A explosão de enorme magnitude que soou como um trovão do Apocalipse a 4 de agosto poderia muito bem ter sido o prenúncio da queda da Civilização, tal foi a sua força. Bairros inteiros foram reduzidos a ruínas e o porto de Beirute já não existe. É uma catástrofe humanitária perante a qual só restou aos libaneses mostrarem-se mais uma vez resilientes. Mas até a lendária resiliência dos libaneses não pode servir de pretexto para as autoridades e líderes escaparem, uma vez mais, às suas responsabilidades. Se o Apocalipse já chegou ao Líbano, então a liderança tem de enfrentar o seu dia do Julgamento.

Neste tempo que vivemos, aprendemos que não basta uma Primavera Árabe, assim como não basta uma andorinha para fazer a primavera. A Primavera Árabe é um longo processo em curso, uma sucessão de primaveras que atravessa a História e gerações. É uma luta imensa e demasiado importante para se fazer de uma vez só.

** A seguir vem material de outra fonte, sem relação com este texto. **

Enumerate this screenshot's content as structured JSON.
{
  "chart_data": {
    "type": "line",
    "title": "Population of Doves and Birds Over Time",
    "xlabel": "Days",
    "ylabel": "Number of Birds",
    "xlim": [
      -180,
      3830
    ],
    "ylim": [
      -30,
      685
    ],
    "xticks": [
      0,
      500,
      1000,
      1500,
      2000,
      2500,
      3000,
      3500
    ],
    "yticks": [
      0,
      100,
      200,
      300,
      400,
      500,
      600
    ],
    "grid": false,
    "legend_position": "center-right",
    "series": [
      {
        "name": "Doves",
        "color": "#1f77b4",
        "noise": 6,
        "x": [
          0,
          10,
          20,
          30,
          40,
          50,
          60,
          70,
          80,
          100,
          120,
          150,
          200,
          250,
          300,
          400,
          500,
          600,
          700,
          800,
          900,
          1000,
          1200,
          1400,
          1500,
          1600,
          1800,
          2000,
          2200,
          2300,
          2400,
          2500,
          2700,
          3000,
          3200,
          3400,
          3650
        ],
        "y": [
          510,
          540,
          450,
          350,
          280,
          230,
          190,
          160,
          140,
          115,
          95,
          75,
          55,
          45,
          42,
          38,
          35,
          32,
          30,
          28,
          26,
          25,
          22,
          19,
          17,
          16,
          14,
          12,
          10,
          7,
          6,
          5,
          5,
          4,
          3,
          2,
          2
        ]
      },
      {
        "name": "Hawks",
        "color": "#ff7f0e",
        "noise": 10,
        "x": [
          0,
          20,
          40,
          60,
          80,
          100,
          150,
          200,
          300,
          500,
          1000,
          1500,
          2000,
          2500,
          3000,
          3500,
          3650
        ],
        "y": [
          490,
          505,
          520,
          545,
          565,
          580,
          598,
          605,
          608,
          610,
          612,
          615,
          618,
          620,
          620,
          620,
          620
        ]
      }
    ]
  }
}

Os revolucionários de hoje são mais organizados, experientes e globalizados do que os revolucionários que juntaram as vozes pela primeira vez em 2010. E, a cada ano que passa, dão mais um passo em direção à primavera derradeira, quebrando um inverno que ainda se agarra com incrível tenacidade às raízes, recusando-se a desaparecer. Será uma questão de tempo.